Seit der Gründung des Unternehmens im Jahre 1981 hat sich das Einsatzgebiet der angebotenen Werkstoffe permanent erweitert. Am Anfang stand die Idee, dem ambitionierten Modellbauer entsprechende Werkstoffe anzubieten. Heute deckt der Modellbau noch 25 Prozent des Umsatzes. Den überwiegenden Teil nimmt der industrielle Sektor mit Luftfahrt, Rennsport, Medizin und Sportgeräteherstellung ein, um nur einige Bereiche zu nennen. So wurde zum Beispiel der Rennrodel von Georg "Schorsch" Hackl ebenso aus Materialien von R&G gebaut, wie auch das Ultraleichtflugzeug "Silence" in Wabensandwich-Bauweise. Doch konzentrieren wir uns auf den RC-Modellbau: Einige der 40 Mitarbeiter betreiben in ihrer Freizeit selbst Modellsport. Wir sprechen mit Stefan Ott, der ausgebildeter Modellbaumeister ist und die RC-Gemeinde betreut und Michael Groß, Geschäftsführer des Unternehmens. Stefan Ott selbst würde sich als konsequenter "Diätjunkie" bezeichnen. Denn neue Produkte werden von ihm ausgiebig getestet, bevor sie in die umfangreiche Produktpalette aufgenommen werden. Die Frage, ob er seine nach Feierabend laminierten Teile noch vor dem Beginn des nächsten Arbeitstages entformt, hat er mit einem zustimmenden Lächeln beantwortet. Wer würde nicht gerne mit ihm tauschen?

AUFWIND: Woher stammt das technische Know How?
Stefan Ott: R&G befasste sich schon immer mit Leichtbau. Viele Verfahren, wie etwa die Wabensandwichbauweise und Vakuumtechnik, wurden früh erprobt und weiter entwickelt. Mit Harz- und Faserherstellern sowie hoch spezialisierten Unternehmen in der Kundschaft besteht ein reger Dialog. Die von Anfang an enge Zusammenarbeit mit Universitäten und Fachhochschulen hat sich als segensreich erwiesen, sichert sie doch den Know-How-Transfer auf hohem Niveau. So ist bei R&G über die Jahrzehnte ein breiter Pool an Wissen entstanden. Als Werkstoffspezialist stellen wir vor allem innovative Produkte zur Verfügung. Dienstleistungen, wie das Berechnen von Laminaten und Erstellen von Laminierplänen werden bei Bedarf an erfahrene Ingenieurbüros aus dem Flugzeug- oder Bootsbau vermittelt.

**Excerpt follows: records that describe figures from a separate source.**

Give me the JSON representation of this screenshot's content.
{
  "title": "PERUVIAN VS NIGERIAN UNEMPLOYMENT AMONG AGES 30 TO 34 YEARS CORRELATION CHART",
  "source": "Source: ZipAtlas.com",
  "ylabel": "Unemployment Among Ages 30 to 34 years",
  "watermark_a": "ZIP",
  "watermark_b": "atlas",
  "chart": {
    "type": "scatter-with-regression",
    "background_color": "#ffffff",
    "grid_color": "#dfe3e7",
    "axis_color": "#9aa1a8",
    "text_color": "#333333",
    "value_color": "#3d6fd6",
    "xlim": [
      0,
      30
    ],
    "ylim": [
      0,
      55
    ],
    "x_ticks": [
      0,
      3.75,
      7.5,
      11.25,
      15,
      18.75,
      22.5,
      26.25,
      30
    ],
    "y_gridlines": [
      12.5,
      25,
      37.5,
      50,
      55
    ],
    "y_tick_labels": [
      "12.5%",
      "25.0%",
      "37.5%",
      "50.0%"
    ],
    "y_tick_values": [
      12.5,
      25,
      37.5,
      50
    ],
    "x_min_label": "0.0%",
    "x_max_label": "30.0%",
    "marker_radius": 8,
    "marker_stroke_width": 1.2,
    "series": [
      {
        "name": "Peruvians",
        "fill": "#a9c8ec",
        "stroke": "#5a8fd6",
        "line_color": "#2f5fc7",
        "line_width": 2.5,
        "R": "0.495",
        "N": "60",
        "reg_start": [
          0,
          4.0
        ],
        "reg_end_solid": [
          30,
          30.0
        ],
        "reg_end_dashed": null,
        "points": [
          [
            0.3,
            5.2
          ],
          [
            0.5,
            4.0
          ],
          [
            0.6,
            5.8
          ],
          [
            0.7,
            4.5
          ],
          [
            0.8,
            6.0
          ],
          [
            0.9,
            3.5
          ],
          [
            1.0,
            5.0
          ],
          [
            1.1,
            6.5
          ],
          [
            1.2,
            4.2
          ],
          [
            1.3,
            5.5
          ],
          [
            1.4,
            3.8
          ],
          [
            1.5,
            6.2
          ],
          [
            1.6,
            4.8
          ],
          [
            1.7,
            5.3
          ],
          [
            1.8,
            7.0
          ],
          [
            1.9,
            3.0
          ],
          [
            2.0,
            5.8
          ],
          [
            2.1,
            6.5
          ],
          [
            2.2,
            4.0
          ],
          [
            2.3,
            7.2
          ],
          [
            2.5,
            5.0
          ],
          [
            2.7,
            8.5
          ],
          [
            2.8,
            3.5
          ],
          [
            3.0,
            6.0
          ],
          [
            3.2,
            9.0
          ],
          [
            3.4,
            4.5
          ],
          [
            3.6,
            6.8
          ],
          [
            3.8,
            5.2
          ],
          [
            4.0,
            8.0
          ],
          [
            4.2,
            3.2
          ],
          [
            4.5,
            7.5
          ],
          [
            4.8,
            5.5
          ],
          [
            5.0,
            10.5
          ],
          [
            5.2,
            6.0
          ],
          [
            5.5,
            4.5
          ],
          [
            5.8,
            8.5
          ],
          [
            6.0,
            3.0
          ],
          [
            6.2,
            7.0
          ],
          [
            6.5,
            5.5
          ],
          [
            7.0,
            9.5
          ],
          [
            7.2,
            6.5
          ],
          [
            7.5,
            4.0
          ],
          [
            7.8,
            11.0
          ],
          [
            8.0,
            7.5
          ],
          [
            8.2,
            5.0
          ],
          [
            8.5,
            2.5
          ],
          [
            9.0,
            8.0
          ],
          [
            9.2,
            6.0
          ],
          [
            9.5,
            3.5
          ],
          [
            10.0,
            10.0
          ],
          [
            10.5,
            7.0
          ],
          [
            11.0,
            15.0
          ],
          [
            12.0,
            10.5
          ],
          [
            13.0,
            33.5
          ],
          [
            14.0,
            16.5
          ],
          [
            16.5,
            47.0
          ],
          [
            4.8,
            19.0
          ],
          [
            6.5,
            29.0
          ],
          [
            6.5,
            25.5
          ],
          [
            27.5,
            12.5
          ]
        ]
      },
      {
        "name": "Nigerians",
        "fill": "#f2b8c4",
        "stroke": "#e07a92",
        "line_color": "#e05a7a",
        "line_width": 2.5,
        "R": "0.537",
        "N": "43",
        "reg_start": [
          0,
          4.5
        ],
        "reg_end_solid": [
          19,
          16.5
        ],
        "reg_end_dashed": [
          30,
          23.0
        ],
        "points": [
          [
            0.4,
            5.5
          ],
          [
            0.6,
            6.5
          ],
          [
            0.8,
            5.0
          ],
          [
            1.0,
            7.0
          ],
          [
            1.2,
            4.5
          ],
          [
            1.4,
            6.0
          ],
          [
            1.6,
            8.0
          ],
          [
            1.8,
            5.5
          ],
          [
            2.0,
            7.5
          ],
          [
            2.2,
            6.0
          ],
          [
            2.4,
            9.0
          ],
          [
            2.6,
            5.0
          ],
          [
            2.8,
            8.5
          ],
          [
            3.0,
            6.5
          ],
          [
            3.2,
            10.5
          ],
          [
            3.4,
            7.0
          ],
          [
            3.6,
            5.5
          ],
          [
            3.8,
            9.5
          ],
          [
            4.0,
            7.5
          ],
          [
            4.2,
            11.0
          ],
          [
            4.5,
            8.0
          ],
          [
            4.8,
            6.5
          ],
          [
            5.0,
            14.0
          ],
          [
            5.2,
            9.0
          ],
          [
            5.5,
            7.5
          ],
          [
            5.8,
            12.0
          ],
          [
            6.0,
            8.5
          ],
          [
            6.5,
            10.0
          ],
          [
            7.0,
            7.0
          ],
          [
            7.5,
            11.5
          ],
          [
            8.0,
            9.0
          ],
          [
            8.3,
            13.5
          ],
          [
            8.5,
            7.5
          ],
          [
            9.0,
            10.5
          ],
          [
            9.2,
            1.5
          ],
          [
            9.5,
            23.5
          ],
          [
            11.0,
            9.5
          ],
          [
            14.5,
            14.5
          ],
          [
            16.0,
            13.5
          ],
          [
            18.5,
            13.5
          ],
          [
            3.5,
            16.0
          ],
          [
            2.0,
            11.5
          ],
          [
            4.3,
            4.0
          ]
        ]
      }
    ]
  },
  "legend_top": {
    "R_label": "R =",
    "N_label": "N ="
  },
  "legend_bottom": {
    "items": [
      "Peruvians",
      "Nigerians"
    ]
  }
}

AUFWIND: Wo sehen Sie ihr Unternehmen in der Zukunft?
Michael Groß: Die Faserverbundtechnologie ist ein stark wachsender Markt mit besten Zu-kunftsaussichten. Das allgemein verfügbare und oft leicht umsetzbare Know-
How führt dazu, dass immer mehr Anwendungen für diese faszinierenden Werkstoffe entstehen. Das technische Wissen in unserem Unternehmen, die offene Kommunikation mit den Kunden und die tatsächliche Verfügbarkeit der Materialien ist etwas, was uns von etlichen Mitbewerbern unterscheidet. Vielen kleinen und mittleren Herstellern, insbesondere auch im Modellbau, können wir durch gute Beratung und Versorgung mit innovativen Produkten zu exzellentem Markterfolg verhelfen. Diesbezüglich bieten wir zusätzlich das bekannte R&G-Handbuch sowie auch kostenlose Arbeitsanleitungen, ein Laminatberechnungsprogramm und Filme auf unserer Webseite an. Ein Diskussionsforum vervollständigt dieses Angebot.

AUFWIND: Wie wird das "schwarze Gold" CFK hergestellt?
Michael Groß: Kohlenstofffasern bestehen, wie ihr Name schon vermuten lässt, zu über 90 Prozent aus reinem Kohlenstoff. Die Fasern entstehen durch Pyrolyse (Verkohlung) nicht schmelz barer Kohlenstoff-Polymerfäden. Das Ausgangsmaterial besteht aus einer Polyacrylnitrilfaser, dem so genannten PAN-Precursor. Die Höhe der Temperatur und auch die Vorspannung der Faser bestimmen deren Endeigenschaften, wie zum Beispiel Zugfestigkeit, Zug-E-Modul (Steifigkeit) und die Bruchdehnung.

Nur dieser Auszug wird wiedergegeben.